Wednesday, March 4, 2009

Guava Cheesecake on Demand

Islands are amazing seemingly self contained orbs. Equally amazing is my lack of sensitivity to humble continents being islands themselves. Here on San Salvador, the Bahamas eastern-most island representation in the north Atlantic, population (1,000 +/-) I am critically aware of how islands, especially small, resource strapped ones, make their privileged inhabitants exquisitely planful.


Guava: one of probably max 3 food types grown on San Salvador.


Cheesecake: one of man’s most amazing food type inventions. Neither endemic nor, naturally occurring to San Salvador.



John Rollino, our marine enthusiast (and PI) extraordinaire, places an order 2 weeks ago, for a guava cheesecake from a San Salvadorian woman who makes exceptional ones so that we may celebrate Jan, one volunteer’s birthday, in style. Two weeks are necessary not thanks to a crushing New York magazine-inspired demand, nor due to seasonal limitations (an otherwise likely culprit). Two weeks are needed, so that all of the cheesecake ingredients can be ordered through the appropriate channels, packaged on once-a-week shipments, and arrive in San Salvador for our tasting delight.



On my Friday night stay in Nassau during my trip to San Sal, I had the unique pleasure of finding myself on a barstool, imbibing a fish sandwich and Kalik, a Bahamian beer of choice. My extra-unique pleasure was being seated next to a senior Bahamian customs agent, who gave me the skinny on the most the biggest smuggling problem in the country: food. Bahamas revenue is derived from import tax, and food items, which constitute the vast majority of imports, are often smuggled so as to avoid it.

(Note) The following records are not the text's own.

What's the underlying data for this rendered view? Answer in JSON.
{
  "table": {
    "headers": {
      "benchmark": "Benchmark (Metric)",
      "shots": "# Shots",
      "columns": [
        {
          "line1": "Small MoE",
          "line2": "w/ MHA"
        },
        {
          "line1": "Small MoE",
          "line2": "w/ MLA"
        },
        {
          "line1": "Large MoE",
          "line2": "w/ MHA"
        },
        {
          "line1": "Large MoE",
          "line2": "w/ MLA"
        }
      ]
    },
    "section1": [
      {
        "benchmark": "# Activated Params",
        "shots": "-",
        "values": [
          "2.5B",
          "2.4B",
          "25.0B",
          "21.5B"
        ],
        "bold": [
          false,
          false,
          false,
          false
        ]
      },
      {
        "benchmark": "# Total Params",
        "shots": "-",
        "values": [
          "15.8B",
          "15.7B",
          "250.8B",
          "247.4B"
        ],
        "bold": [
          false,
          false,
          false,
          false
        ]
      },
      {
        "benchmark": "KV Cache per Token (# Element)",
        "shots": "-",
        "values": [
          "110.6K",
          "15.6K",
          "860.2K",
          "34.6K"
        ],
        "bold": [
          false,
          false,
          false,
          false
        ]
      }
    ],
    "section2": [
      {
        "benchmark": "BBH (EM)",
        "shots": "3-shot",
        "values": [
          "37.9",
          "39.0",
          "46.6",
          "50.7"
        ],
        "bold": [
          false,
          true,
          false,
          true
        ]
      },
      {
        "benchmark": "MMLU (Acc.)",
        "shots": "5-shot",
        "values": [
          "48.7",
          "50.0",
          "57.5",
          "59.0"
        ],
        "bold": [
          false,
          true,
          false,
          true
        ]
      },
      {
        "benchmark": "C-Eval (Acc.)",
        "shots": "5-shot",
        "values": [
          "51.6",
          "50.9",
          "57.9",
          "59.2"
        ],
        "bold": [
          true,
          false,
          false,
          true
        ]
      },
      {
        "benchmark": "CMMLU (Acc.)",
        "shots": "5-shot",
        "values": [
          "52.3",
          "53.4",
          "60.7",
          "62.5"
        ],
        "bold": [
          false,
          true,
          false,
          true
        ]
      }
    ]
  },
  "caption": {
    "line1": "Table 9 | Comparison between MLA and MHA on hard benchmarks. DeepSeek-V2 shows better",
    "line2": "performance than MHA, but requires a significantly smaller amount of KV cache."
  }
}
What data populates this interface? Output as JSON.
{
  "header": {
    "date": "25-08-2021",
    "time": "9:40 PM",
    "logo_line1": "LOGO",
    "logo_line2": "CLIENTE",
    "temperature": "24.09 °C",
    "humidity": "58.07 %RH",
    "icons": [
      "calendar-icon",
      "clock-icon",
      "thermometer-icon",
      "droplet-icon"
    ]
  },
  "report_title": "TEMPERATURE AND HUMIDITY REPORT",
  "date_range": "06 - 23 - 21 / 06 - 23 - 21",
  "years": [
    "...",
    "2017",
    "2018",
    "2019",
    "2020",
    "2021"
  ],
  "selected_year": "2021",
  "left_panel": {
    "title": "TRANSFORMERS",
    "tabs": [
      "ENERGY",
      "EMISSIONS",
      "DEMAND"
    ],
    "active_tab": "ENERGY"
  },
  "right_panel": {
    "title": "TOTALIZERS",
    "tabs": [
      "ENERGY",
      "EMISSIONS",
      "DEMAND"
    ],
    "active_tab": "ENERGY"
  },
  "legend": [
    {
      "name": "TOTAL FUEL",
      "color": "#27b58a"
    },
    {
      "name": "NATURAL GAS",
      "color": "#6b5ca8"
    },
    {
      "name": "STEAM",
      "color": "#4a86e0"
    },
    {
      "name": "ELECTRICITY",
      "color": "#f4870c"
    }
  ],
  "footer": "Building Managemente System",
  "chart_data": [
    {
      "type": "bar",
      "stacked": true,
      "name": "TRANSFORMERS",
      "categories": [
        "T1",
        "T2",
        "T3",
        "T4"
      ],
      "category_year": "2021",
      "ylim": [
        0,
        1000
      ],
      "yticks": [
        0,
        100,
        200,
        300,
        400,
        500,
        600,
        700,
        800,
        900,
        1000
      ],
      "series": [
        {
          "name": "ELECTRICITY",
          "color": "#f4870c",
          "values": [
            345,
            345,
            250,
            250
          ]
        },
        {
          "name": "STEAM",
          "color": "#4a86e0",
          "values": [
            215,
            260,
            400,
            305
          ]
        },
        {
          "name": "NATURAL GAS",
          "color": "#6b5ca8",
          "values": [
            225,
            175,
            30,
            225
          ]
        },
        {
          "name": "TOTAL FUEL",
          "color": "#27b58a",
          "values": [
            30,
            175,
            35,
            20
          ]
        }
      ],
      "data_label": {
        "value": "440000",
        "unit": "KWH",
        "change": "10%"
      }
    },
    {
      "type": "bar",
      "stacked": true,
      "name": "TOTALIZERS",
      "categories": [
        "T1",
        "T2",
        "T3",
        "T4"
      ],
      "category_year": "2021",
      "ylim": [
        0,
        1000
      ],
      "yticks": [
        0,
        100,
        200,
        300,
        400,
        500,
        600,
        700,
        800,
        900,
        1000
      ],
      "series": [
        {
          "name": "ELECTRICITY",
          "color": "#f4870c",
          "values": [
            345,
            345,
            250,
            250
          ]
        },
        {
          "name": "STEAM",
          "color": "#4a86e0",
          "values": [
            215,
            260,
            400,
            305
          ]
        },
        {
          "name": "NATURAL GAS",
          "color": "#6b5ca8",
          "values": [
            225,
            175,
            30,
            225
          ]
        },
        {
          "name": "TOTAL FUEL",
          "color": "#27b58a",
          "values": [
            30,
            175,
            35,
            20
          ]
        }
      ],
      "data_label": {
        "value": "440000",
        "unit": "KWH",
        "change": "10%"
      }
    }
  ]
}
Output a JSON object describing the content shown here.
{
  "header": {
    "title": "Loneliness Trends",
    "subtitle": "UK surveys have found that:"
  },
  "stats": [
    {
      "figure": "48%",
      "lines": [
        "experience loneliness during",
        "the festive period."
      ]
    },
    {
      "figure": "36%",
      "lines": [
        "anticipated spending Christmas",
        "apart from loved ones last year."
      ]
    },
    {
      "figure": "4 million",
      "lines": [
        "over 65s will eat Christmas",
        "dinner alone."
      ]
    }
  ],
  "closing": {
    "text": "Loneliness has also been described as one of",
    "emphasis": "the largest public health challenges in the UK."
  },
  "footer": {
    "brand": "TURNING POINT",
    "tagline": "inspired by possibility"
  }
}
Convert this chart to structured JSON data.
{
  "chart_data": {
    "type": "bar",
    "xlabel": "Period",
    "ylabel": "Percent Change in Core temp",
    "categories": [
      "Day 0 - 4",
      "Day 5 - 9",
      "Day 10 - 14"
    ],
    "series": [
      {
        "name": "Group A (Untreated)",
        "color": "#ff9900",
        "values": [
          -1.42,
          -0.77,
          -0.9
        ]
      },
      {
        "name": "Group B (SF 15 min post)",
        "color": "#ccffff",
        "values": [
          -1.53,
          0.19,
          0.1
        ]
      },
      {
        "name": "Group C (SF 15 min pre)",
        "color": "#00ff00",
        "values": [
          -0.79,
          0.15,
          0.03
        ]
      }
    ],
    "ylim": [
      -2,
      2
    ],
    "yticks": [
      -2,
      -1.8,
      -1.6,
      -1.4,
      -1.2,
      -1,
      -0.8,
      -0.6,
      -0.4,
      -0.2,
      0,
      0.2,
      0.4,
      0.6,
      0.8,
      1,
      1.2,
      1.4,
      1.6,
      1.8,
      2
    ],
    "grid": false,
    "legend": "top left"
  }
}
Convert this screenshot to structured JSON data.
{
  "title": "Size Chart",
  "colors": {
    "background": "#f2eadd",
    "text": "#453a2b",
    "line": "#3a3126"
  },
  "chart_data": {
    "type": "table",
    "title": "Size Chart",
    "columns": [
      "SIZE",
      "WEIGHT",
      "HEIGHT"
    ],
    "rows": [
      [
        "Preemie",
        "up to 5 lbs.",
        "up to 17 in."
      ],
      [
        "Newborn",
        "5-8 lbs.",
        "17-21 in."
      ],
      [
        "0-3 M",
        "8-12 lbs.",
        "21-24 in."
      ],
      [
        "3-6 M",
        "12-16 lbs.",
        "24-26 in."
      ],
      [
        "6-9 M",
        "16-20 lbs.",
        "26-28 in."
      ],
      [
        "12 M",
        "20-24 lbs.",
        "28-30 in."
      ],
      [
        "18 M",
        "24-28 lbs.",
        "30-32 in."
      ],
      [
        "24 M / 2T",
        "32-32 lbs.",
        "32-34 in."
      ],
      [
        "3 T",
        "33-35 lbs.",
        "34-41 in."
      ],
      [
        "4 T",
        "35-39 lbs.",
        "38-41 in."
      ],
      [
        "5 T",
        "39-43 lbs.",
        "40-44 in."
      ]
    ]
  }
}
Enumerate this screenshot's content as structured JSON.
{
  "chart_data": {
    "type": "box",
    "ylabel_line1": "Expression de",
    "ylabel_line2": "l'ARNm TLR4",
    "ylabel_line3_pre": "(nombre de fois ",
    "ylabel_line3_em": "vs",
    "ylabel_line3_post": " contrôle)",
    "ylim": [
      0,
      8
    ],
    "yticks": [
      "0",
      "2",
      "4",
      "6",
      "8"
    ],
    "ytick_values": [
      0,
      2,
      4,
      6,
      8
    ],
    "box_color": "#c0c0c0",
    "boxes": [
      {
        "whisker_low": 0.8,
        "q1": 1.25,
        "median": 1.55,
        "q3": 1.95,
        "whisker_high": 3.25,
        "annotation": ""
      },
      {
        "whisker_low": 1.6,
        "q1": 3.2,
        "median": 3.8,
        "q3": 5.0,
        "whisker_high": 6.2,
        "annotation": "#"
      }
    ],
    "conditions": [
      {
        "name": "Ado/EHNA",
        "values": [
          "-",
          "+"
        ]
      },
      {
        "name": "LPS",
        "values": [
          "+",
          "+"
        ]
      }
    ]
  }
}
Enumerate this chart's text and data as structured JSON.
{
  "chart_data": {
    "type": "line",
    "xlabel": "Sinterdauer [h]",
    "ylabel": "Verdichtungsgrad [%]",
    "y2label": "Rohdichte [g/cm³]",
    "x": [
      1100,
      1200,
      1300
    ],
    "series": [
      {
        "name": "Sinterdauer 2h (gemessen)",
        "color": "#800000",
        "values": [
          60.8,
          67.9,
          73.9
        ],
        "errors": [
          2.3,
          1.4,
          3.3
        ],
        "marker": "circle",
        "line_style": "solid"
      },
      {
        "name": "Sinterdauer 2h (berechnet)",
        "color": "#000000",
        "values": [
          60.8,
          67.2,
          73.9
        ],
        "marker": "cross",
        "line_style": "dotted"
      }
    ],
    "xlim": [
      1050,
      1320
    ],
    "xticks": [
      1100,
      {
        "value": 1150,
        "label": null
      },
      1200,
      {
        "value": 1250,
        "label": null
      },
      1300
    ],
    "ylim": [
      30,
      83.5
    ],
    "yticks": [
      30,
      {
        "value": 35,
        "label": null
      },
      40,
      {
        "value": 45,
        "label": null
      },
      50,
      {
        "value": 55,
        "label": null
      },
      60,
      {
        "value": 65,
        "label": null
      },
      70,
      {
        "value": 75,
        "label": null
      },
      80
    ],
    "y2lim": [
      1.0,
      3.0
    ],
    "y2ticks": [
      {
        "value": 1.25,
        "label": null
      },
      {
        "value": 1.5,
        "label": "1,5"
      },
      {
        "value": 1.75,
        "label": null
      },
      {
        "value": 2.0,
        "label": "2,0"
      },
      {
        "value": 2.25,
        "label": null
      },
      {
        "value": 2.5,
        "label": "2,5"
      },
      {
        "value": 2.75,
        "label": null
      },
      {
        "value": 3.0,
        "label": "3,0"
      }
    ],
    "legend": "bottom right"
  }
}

As I wandered through a supermarket provisioning breakfast prior to the Earthwatch team’s rendezvous, I gazed upon Gala apples from Washington State and realized that the import necessities of living in the Bahamas are a microcosm of the import needs, both literal and conceptual, of my globalized life in Massachusetts, USA. Although unlike in “cheesecake-on-demand-Massachusetts”, a two week delay between order and consumption on San Sal forces me and others here, to think through what we are inviting into this island, the fragility of our lifelines, and the dependence on the outside we are seldom forced to reflect on at home.